I hope you would want to do that for the sake of completion.
All the best 👍❤️
De VU2RZA
@@subramanianr7206 I already have a video the shows the impedance match of an output transformer and a BLF188XR LDMOS transistor looking into the output cable with the VNA. The is the correct way to make this measurement. Thanks!
@@rfmanchannel6915 that's true.
The output impedance of the MOSFETs like, MRF 150 or SD2933 would be around the same 5.6 ohm; hence the 9:1 ratio of the transformer.
Similarly the input impedance is around 5 ohm and hence the 1:9 transformer.
Sometimes the input impedance transformer might be matched with a different ratio like 16:1 (i.e., 4:1 winding).
Again it all depends on how many transistors you have in the push-pull mode, a single or pair in parallel.
BLF188XR is a "Gemini" pack.
And the output of two such Gemini packs can be combined in a Wilkinson combiner (with a splitter at the input, of course)
I did some experiments and the back to back arrangement was one among them.
Wish you all success.
De VU2RZA
Help needed!
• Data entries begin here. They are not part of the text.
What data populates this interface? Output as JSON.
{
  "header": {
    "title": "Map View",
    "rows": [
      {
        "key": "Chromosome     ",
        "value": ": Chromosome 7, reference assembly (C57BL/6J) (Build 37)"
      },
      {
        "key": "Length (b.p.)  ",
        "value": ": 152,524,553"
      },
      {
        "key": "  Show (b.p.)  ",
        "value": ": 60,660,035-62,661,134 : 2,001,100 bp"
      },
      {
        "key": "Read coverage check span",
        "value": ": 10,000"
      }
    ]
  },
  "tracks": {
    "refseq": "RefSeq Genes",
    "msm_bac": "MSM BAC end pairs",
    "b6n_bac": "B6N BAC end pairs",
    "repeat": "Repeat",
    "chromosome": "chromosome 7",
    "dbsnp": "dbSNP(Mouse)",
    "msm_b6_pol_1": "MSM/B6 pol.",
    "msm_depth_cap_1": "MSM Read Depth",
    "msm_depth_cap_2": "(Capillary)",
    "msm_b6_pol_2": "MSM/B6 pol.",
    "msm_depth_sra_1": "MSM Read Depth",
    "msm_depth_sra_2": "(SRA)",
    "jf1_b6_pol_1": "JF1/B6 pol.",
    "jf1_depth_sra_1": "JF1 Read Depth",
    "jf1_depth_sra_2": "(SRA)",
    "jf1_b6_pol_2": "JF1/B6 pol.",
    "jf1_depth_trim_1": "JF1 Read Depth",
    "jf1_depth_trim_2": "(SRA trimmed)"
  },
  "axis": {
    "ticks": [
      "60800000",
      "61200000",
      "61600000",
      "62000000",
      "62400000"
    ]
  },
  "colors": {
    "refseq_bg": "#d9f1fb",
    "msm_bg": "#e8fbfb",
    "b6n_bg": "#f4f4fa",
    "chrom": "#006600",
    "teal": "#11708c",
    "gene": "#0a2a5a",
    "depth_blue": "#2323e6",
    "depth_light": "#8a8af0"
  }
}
How do I match impedance of inverter16v AC output SOURCE
to 16vAC isolation transformer primary, that I have to hand WIND, for 4
ohms load of 32v AC 6 amps secondary ? Do I use the ohms of primary 16v +
12 amps division or the resistance .06 ohms of inverter output contacts
terminals at 20khz frequency? Voltage and turns ratio same as 1:2. The
online formula for inductance value of turns requires reactance value in
ohms , at the frequency of source.
Hi, is your trim cap on the antenna side or the PCB side?
Hi RF Man, Love the content! It just happens I'm building a HF (20m) PA at the moment, so these videos are really great. Quick question, lets assume you have a transistor with no datasheet, or maybe you have a datasheet but the device is poorly characterized. How would you go about finding the input z? I realize this could be a tricky proposition, since it depends on so many things: biasing, feedback, etc. I'm interested in your take, worth another video?
You are correct. I often encounter the same situation. You can try measuring the s parameter of the transistor with a VNA and use that to calculate Zin and Zout. I have also contacted the manufacture and requested the data. Also, you can use an L Network to try and measure the impedance. This is an empirical approach.
@@rfmanchannel6915 Thanks for taking the time to respond RF Man. Well, if ever you're stuck for episode subject matter, consider this a shoe-in. I reckon a lot of hams would love some practical examples of how to do this with modern tools on the bench (NanoVNA, TinySA, etc).